Portugal recebeu este ano 12,5 milhões de euros do Programa Comunitário de Ajuda Alimentar a Carenciados, uma iniciativa europeia originalmente concebida para canalizar excedentes agrícolas para as populações mais desfavorecidas, entre as quais Portugal se inscreve, com 18% dos indivíduos em risco de pobreza.*

 

Contudo, algo mudou este ano:

 

Ao contrário do que sucedeu em 2006 e 2007, anos em que Portugal recebeu uma contribuição em géneros – como resultado de excedentes agrícolas e produtos intervencionados -, este ano a queda brutal de “stocks” na União Europeia levou a que a contribuição em géneros se limitasse a 1,6 milhões de toneladas de açúcar, único produto excedentário disponível. A alternativa foi a dotação em dinheiro, com o qual o Ministério da Agricultura deverá adquirir, em concurso público, cereais, arroz e leite em pó.*

 

O facto de a ajuda ter sido recebida em dinheiro obriga a algumas questões óbvias.

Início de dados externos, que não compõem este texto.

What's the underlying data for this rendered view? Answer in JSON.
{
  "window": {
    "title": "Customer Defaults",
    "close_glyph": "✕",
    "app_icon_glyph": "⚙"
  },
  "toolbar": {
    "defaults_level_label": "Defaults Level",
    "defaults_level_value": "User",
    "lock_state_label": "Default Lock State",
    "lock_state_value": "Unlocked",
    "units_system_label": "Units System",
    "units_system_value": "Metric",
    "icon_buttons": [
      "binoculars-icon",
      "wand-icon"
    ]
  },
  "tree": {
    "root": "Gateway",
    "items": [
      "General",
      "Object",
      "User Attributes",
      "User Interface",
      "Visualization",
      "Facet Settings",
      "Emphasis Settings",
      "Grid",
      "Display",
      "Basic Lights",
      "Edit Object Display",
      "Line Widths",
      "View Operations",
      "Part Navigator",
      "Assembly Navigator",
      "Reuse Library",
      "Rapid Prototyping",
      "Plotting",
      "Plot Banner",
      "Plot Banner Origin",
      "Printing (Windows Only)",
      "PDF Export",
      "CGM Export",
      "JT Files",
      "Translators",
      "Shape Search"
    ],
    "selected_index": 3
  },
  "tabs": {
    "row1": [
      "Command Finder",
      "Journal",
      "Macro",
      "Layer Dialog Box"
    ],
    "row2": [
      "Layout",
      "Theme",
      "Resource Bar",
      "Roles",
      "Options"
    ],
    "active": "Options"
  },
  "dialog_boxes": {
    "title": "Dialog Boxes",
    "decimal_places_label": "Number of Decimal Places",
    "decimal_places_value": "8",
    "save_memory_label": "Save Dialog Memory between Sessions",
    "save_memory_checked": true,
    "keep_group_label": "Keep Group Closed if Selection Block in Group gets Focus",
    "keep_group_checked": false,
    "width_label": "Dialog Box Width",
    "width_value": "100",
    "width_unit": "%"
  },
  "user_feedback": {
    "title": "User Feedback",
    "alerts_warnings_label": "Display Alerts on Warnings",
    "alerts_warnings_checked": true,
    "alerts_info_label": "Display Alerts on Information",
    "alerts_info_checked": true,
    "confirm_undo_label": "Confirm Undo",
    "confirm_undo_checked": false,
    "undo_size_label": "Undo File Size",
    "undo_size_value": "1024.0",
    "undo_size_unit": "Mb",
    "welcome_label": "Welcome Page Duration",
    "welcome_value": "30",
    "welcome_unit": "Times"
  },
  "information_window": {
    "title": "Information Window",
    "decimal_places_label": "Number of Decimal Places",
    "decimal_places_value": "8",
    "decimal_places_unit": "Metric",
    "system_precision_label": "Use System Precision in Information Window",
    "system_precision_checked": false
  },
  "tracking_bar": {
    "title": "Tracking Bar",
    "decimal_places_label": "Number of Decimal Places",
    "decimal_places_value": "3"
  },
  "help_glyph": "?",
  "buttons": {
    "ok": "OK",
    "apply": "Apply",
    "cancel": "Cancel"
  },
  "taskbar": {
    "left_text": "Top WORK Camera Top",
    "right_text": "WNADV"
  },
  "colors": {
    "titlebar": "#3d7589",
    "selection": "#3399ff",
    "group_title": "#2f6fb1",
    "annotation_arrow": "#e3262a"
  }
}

Que tipo de bens devem ser adquiridos? Porquê arroz e leite em pó e não feijão e leite condensado? Quem decide a aquisição dos bens alimentares? Porquê o Ministério da Agricultura e não as instituições, em função das necessidades mais específicas da região ou dos indivíduos a assistir? Mas, principalmente, a quem vão ser adquiridos os tais bens alimentares? A aquisição em concurso público não garante neste país qualquer isenção na escolha do fornecedor – como toda a gente sabe mas finge que não sabe. Quem irá ser “porreiramente” beneficiado? É que não são trocos, são 11, 2 milhões de euros!

*Portugal recebe 12 milhões da UE para dar comida aos pobres, por Carla Aguiar, no DN em 18 de Setembro de 2008.